A similar scene was taking place at the next gun, with a little blackamoor about the size of Sandy Baker.

The boys picked up their guns and belts from the ground, and fell in with Co. Q.

"Hello, Corporal," said Pete, with a capacious grin rifting the powder grime on his face. "We've just bin having lots o' fun."

"Pete, you aggravatin' little brat," said Shorty, giving him a cuff that started the boy's tears to making little white streaks through the black, "where in the world have you bin, and what've you bin doin'?"

"Why," whimpered Pete, "me and Sandy crept forward to a rock where we thought we could see better, and then we thought we could see better from another, and we kept a-goin' until we got clear up to where the limbers was, afore we knowed it.
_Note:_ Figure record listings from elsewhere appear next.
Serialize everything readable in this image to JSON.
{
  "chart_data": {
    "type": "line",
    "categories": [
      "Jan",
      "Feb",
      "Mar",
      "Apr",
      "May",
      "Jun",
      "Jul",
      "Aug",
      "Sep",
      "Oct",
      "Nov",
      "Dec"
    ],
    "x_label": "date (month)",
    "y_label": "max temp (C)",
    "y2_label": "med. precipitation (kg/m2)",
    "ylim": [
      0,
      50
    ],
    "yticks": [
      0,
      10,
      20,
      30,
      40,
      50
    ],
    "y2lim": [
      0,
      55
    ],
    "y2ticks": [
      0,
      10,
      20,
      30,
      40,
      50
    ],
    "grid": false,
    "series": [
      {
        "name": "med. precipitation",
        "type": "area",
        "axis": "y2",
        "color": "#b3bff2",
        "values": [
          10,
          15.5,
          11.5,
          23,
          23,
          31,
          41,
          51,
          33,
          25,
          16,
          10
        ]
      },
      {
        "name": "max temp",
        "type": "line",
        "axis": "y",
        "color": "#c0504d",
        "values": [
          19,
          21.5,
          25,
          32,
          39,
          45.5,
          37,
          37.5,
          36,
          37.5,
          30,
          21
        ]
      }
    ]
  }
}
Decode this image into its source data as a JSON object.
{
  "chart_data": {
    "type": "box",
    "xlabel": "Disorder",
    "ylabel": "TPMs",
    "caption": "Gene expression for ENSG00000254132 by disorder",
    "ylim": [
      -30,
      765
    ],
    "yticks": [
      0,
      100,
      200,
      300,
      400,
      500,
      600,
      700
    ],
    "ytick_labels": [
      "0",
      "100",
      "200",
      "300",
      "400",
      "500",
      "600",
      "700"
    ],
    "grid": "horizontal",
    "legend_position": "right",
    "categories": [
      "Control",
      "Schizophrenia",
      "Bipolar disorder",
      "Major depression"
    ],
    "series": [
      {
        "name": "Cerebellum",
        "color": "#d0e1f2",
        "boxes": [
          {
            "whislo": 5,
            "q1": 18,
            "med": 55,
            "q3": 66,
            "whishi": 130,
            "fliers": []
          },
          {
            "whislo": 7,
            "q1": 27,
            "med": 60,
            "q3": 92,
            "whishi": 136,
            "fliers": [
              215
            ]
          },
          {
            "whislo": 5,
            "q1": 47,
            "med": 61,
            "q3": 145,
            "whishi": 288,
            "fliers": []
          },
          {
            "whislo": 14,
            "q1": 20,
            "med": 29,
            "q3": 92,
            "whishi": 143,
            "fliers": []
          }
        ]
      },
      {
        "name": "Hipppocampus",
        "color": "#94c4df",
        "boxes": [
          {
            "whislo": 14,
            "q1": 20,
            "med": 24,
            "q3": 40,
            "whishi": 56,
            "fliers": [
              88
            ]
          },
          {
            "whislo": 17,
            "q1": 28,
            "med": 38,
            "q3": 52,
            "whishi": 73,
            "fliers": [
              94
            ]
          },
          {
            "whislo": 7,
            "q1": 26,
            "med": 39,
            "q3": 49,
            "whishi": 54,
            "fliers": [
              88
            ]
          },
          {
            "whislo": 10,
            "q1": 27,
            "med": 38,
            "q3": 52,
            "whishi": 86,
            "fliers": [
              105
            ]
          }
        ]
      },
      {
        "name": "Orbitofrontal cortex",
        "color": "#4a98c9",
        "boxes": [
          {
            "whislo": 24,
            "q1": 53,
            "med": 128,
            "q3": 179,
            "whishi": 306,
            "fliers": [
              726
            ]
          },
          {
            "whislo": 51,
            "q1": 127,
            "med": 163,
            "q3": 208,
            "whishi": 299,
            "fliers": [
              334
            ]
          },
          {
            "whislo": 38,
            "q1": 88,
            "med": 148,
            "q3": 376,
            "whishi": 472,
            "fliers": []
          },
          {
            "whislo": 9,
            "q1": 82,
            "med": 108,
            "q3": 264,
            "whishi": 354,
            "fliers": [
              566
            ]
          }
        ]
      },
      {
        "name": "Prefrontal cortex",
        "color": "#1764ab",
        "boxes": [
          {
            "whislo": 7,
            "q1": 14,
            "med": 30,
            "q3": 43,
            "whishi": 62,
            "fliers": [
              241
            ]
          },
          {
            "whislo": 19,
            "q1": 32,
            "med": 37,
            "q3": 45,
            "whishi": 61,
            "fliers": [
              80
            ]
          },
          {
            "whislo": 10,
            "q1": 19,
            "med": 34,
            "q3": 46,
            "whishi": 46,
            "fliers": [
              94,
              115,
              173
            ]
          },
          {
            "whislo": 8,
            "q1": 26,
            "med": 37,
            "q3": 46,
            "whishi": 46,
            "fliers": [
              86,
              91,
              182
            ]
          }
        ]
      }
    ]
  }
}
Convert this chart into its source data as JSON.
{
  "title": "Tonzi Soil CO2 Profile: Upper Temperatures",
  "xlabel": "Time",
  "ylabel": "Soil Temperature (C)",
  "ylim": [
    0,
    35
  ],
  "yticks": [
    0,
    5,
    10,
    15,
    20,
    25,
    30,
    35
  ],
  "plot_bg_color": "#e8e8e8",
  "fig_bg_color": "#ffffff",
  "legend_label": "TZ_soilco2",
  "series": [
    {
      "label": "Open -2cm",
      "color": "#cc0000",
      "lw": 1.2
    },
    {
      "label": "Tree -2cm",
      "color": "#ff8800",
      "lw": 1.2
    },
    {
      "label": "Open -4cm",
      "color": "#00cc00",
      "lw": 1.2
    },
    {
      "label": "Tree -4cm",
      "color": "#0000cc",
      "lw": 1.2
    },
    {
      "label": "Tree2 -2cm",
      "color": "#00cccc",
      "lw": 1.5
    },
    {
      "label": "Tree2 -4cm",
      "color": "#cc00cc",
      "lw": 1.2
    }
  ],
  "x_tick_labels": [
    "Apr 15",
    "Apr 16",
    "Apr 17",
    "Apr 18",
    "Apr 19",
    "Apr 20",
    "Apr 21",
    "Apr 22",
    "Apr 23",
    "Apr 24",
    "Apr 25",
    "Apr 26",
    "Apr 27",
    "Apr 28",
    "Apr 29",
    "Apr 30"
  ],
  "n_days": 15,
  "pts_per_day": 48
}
Just then a couple o' them powder-monkeys, as you call 'em, come runnin' back for cartridges, but they was both hit, and was all bloody, and both of 'em fell down and couldn't go no further, when they got the cartridges, though they wanted to. Me and Sandy thought it was too bad that the men up there at the guns shouldn't have no cartridges, when they was fighting so hard, so we picked up the boys' bags and run up to the cannon with 'em. The men there was so glad to git 'em, and told us to lay down our guns and run back for some more. They kept us goin' till the rebels was knocked out, and we thought we was doin' right and helpin', and they told us we was, and now you slap me. Boo-hoo-hoo!"

"Don't cry, Pete. I done wrong," said Shorty, melting instantly, and putting his arm around the boy. "You done right, and you're a brave, good little boy. Only you must not go away from the company without lettin' me know."

"Good God," groaned the Colonel, as he halted the regiment down the slope, and studied the opposite side with his glass. "There's another abatis, and it looks worse than the one in which we have just left half the regiment. But we'll go through if there's only one man left to carry the flag over the works. I don't suppose that we are any better than those who have already died, or got any better right to live."

"This is the dumbedest country for cuttin' down trees the wrong way,"

Si sadly remarked, as he surveyed the abatis. "It's meaner'n midnight murder. I'd like to git hold o' the pizen whelp what invented it."

"The devil invented abatis, just after he invented hell, and as an improvement on it, and just before he invented secession," Shorty judged hotly. "When we git through them abatis there I'm goin' to kill everything I find, just to learn 'em to stop sich heathenish work. It's sneakin' murder, not war."